17,2 Prozent verfügen nicht über zwei Paar Schuhe in gutem Zustand. 31,7 Prozent können kaputte Kleidung nicht ersetzen. 55,4 Prozent können kaputte Möbel nicht ersetzen. 30,8 Prozent können keine proteinhaltige Mahlzeit (Fleisch, Fisch oder vergleichbares) alle zwei Tage bezahlen.

16,7 Prozent können ihre Wohnung nicht warm halten. 19,3 Prozent können keine Zahlungsrückstände begleichen. Vor allem jedoch können 86,6 Prozent der Beziehenden keine unerwarteten Ausgaben begleichen.

Armutsentwicklung: Deutschland ein internationales Sorgenkind

Die sozialpolitische Realität des Bürgergelds widerspricht dem Sozialstaatsprinzip des Grundgesetzes und verletzt die Menschenwürde, wie der Paritätische Gesamtverband betont.

Auch dem Bundesverfassungsgerichtsurteil von 2010, dem zufolge die Grundsicherung an "dem jeweiligen Entwicklungsstand des Gemeinwesens und den bestehenden Lebensbedingungen auszurichten" sei, läuft die reale Entwicklung zuwider.

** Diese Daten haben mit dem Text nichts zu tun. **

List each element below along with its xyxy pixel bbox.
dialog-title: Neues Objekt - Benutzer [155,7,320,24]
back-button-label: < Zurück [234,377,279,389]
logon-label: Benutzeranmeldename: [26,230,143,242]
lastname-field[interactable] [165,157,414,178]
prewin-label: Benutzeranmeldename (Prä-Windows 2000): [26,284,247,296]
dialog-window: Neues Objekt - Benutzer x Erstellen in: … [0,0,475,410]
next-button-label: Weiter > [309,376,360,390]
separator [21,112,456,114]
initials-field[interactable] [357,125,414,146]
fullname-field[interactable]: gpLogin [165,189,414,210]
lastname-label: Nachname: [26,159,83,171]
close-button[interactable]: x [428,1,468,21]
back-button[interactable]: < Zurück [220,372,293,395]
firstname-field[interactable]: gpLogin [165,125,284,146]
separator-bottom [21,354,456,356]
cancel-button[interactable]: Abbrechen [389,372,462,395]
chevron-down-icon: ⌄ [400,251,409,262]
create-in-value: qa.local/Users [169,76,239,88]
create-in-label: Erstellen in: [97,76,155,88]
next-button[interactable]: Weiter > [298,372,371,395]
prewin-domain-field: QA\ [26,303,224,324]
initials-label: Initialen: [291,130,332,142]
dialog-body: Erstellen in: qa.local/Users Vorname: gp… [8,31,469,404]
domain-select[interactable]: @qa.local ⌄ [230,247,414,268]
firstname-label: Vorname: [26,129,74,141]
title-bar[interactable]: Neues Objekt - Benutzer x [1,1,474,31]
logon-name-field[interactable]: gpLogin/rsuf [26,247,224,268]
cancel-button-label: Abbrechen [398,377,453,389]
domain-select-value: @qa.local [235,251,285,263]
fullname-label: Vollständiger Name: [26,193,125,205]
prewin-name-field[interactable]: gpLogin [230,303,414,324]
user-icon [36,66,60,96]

Die Bundesrepublik Deutschland ist ein internationales Sorgenkind, was Armut und soziale Ungleichheit angeht. Neben der wachsenden sozialen Ungleichheit und der Wohnungsnot wird auch die statistische Verharmlosung des Problems kritisiert.

Die Vereinten Nationalen haben in den Social Development Goals als erstes Ziel die Bekämpfung von Armut ausgegeben. Dem sollte – und könnte – die Bundesrepublik Deutschland als Teil der internationalen Staatengemeinde Rechnung tragen.